Ce dernier nourrit l’espoir que les organisations des Droits de l’homme vont intervenir pour éviter que le pays vive encore des émeutes.

« Son discours fera reculer les comploteurs de son incarcération. Le forum civil a parlé, les organisations pour les droits de l’homme insistent pour éviter une guerre civile. Peut-être qu’ils vont dissuader Macky Sall d’arrêter d’entacher la carrière politique de Ousmane Sonko. Le peuple sénégalais a tranché le week-end dernier et la justice doit représenter le peuple », a constaté Abdou Sourang.

Notre interlocuteur soutient que « le leader de Pastef a voulu avertir le peuple sénégalais dans son discours pour que dans l’avenir ses partisans puissent le défendre. Certains parlent de menace envers le président de la République, alors qu’il a juste voulu tirer les choses au clair en prenant à témoin les Sénégalais », poursuit-il.

Contrairement à M. Sourang,  Pape Diop retient dans le comportement de Ousmane Sonko un manque de respect envers la Justice alors qu’il a toujours voulu qu’un procès se tienne. « Il a manqué de respect à la Justice et loi qu’il veut incarner demain ; nul n’est au-dessus de la loi et si vraiment il est sûr de lui-même et de ce qu’il avance, son rôle et devoir est d’aller répondre à cette justice pour que la lumière soit faite », conseille M. Diop.

Pour Pape Diop, un homme qui aspire à diriger ce pays, qui a toujours prôné la droiture et qui incarne l’homme parfait doit montrer le bon exemple. Monsieur explique : « Nous savons tous que l’indépendance de la justice est une réalité au Sénégal, et l’affaire Sweet beauté est une affaire privée qui concerne deux personnes, lui et Mademoiselle Adji Sarr qui a porté plainte contre lui, et, mieux, il reconnaît lui même qu’il était sur les lieux ce jour-là. Si le juge a pris une décision de les envoyer devant la chambre criminelle, je pense qu’il à suffisamment d’éléments nécessaires pour le faire, donc le mieux c’est qu’il aille répondre devant les juridictions de ce pays ; mais vouloir entraîner ce pays dans un chao est inadmissible et l’Etat veillera à ce que les Sénégalaises et Sénégalais puissent vaquer tranquillement à leurs occupations ».

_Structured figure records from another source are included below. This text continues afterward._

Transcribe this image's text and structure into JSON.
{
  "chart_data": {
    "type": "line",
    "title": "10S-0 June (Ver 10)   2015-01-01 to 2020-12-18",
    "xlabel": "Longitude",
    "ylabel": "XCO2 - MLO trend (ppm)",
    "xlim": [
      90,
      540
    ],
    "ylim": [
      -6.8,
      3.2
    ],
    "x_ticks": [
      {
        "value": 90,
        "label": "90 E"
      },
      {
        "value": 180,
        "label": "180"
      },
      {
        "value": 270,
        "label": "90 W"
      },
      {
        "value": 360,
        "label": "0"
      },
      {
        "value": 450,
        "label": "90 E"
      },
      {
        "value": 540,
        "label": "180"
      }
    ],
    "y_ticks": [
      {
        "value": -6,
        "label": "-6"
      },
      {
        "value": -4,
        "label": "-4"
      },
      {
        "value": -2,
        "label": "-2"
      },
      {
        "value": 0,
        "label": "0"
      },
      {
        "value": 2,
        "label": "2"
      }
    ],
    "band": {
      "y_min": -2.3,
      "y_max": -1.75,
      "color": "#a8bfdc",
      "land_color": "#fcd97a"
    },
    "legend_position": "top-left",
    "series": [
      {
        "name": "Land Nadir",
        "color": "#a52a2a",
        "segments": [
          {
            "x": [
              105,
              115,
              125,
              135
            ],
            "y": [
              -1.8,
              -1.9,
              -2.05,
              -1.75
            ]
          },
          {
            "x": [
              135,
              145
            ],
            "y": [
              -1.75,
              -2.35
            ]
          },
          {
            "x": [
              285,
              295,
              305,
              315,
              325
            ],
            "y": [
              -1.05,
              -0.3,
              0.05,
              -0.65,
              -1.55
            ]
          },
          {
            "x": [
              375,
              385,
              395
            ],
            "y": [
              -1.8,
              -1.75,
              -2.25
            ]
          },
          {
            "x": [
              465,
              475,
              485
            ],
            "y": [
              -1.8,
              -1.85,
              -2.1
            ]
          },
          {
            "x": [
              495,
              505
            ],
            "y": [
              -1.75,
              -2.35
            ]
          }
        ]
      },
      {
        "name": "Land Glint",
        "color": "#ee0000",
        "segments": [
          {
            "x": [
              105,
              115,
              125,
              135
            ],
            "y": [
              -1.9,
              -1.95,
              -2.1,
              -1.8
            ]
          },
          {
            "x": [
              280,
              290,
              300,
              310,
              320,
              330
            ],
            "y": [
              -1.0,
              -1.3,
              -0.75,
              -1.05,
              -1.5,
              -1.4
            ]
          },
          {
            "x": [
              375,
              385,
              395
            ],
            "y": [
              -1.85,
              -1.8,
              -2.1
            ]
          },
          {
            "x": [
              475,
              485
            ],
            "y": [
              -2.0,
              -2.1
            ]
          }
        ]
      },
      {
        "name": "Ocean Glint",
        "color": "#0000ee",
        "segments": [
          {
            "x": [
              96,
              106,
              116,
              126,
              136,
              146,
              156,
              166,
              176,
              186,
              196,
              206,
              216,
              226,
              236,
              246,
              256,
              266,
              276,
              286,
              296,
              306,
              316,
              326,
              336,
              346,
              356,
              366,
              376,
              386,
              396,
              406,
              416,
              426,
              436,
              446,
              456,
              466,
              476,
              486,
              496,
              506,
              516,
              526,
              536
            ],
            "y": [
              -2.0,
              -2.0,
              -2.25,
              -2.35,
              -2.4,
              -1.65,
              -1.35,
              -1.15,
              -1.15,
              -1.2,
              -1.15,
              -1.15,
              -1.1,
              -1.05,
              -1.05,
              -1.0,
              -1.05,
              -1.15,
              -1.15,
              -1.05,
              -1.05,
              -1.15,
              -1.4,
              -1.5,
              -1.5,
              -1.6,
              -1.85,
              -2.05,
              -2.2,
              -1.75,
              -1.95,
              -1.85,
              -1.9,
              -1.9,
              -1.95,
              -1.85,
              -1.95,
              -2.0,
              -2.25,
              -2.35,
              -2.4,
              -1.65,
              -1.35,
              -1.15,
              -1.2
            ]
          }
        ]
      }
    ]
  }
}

D’après son entendement, Ousmane Qonko a dépassé les limites non seulement en menaçant le président Macky Sall, mais d’appeler ses militants à identifier la maison des responsables APR et de s’organiser partout dans chaque région, pour faire quoi, peut-être brûler le pays.

C’est un appel à l’insurrection et qui est condamnable par notre justice, selon Pape Diop.

Hormis le discours, la manière dont le peuple a montré son attachement au leader de Pastef mérite une étude approfondie. Sa montée fulgurante  est une énigme, sa source d’audace étonnante.